しかし採用率が下がっていて、就労者も減っているのです。求人が増えていても就労者は増えていない、ということは、企業は能力が劣る人たちを削減し、能力の高い人を求めているが集まらないという構図です。なので、リストラが進んでいると捉え、先々の景気失速を為替市場は読んだということだと思います。

明らかに相場は変調を来す

さて、日経平均は12月20日以来の3万9000円台割れとなってきました。75日線(3万8930円)や200日線(3万8695円)をも割り込んできました。

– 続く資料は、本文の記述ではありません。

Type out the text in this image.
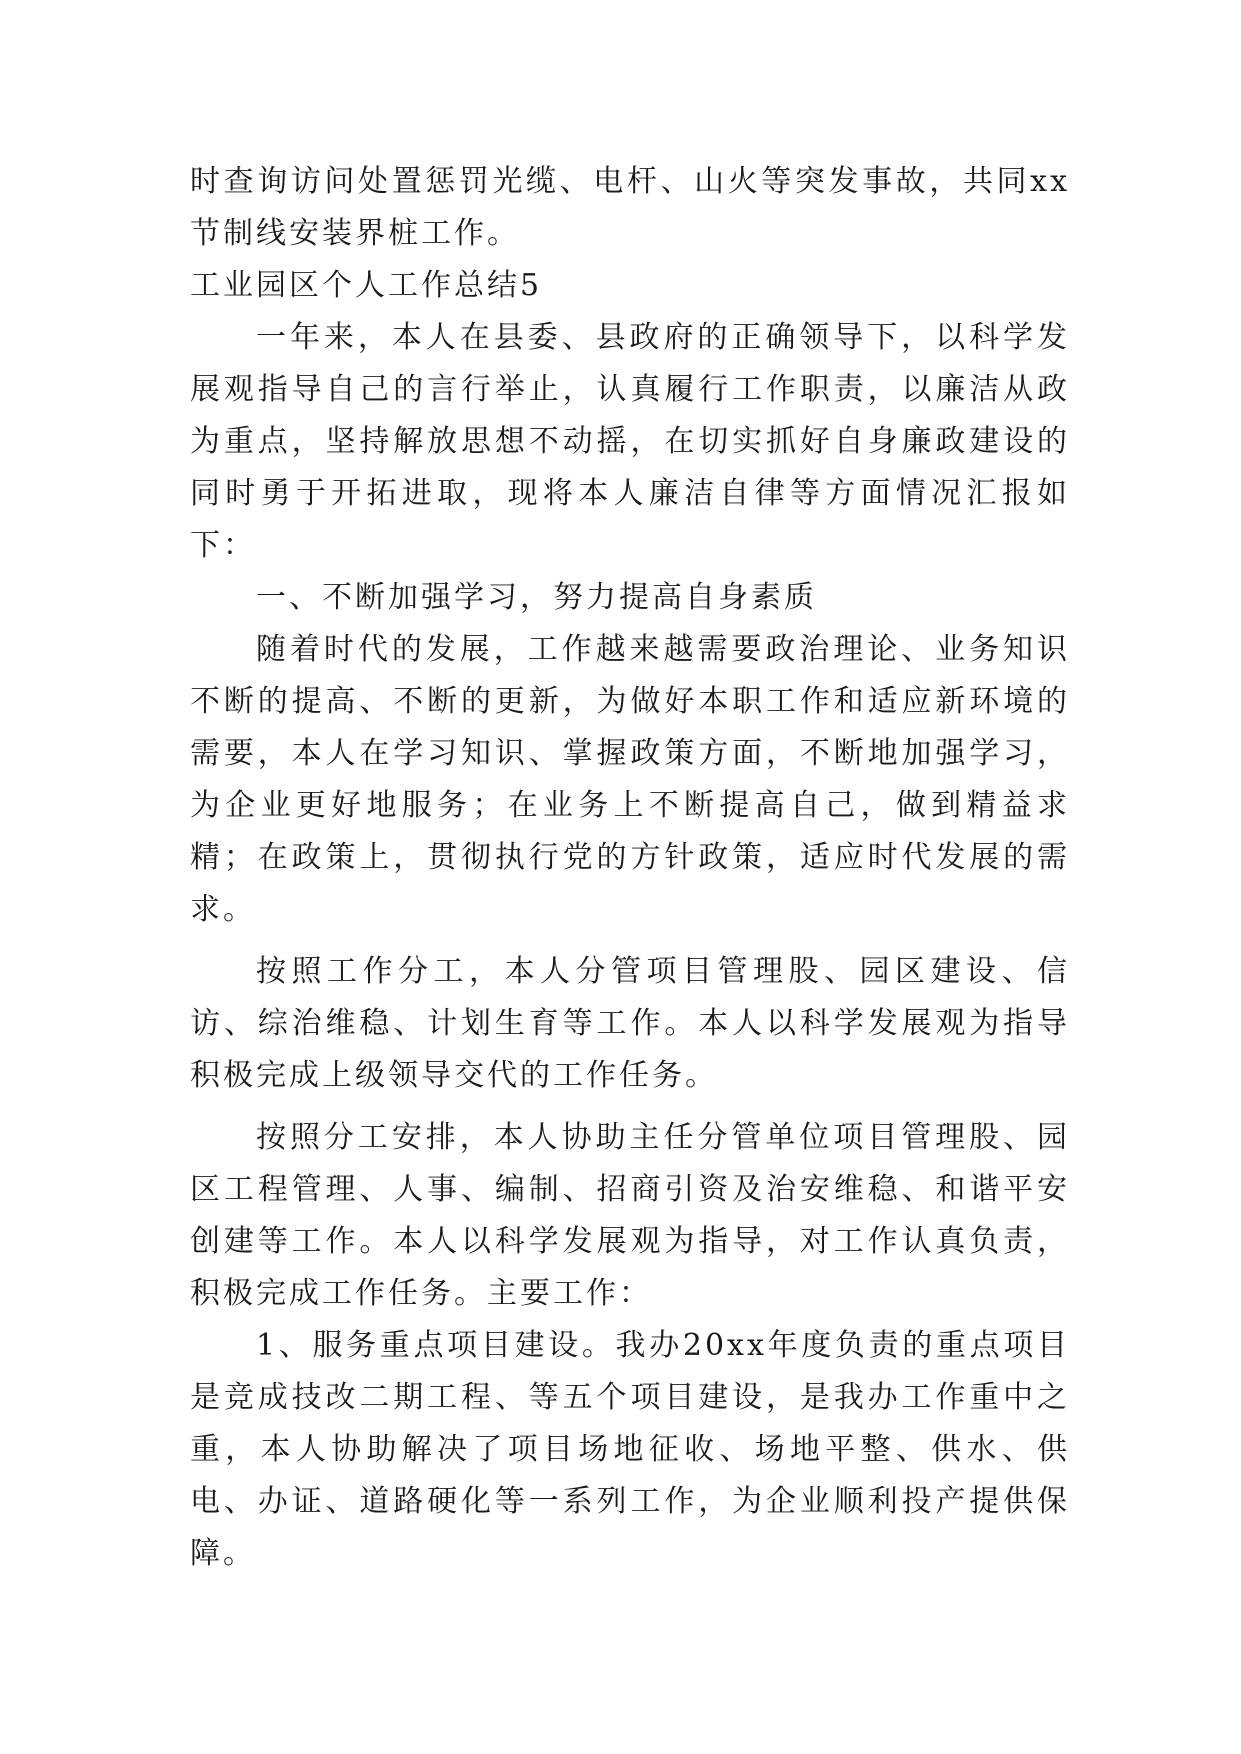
时查询访问处置惩罚光缆、电杆、山火等突发事故，共同xx节制线安装界桩工作。

工业园区个人工作总结5

一年来，本人在县委、县政府的正确领导下，以科学发展观指导自己的言行举止，认真履行工作职责，以廉洁从政为重点，坚持解放思想不动摇，在切实抓好自身廉政建设的同时勇于开拓进取，现将本人廉洁自律等方面情况汇报如下：

一、不断加强学习，努力提高自身素质

随着时代的发展，工作越来越需要政治理论、业务知识不断的提高、不断的更新，为做好本职工作和适应新环境的需要，本人在学习知识、掌握政策方面，不断地加强学习，为企业更好地服务；在业务上不断提高自己，做到精益求精；在政策上，贯彻执行党的方针政策，适应时代发展的需求。

按照工作分工，本人分管项目管理股、园区建设、信访、综治维稳、计划生育等工作。本人以科学发展观为指导积极完成上级领导交代的工作任务。

按照分工安排，本人协助主任分管单位项目管理股、园区工程管理、人事、编制、招商引资及治安维稳、和谐平安创建等工作。本人以科学发展观为指导，对工作认真负责，积极完成工作任务。主要工作：

1、服务重点项目建设。我办20xx年度负责的重点项目是竞成技改二期工程、等五个项目建设，是我办工作重中之重，本人协助解决了项目场地征收、场地平整、供水、供电、办证、道路硬化等一系列工作，为企业顺利投产提供保障。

明らかに相場は変調を来しており、どのあたりで落ち着くのかを見ていかねばなりません。

12月安値割り込み下値切り下げ型に変わる

昨年8月5日の3万1156円以降、9月9日の3万5247円、10月24日の3万7712円、11月26日の3万7801円、12月19日の3万8355円と下値を切り上げてきましたが、本日は12月安値を割り込み、下値切り下げ型に変わりました。

下値の目途は…

下値の目途として、昨年8月安値から12月高値の上昇に対する1/3押しが3万7317円、38.2%押しが3万6867円、半値押しが3万5777円などが挙げられます。

大きな値幅出る可能性あり戻り売り対処

また、今週はまだ始まったばかりですが、このまま戻せないようだと週足は3週連続陰線となります。3週連続陰線は昨年7月以来のことであり、この時は8月第1週の暴落に繋がりました。そのため大きな値幅が出る可能性がありますので、当面は戻り売り対処でしょう。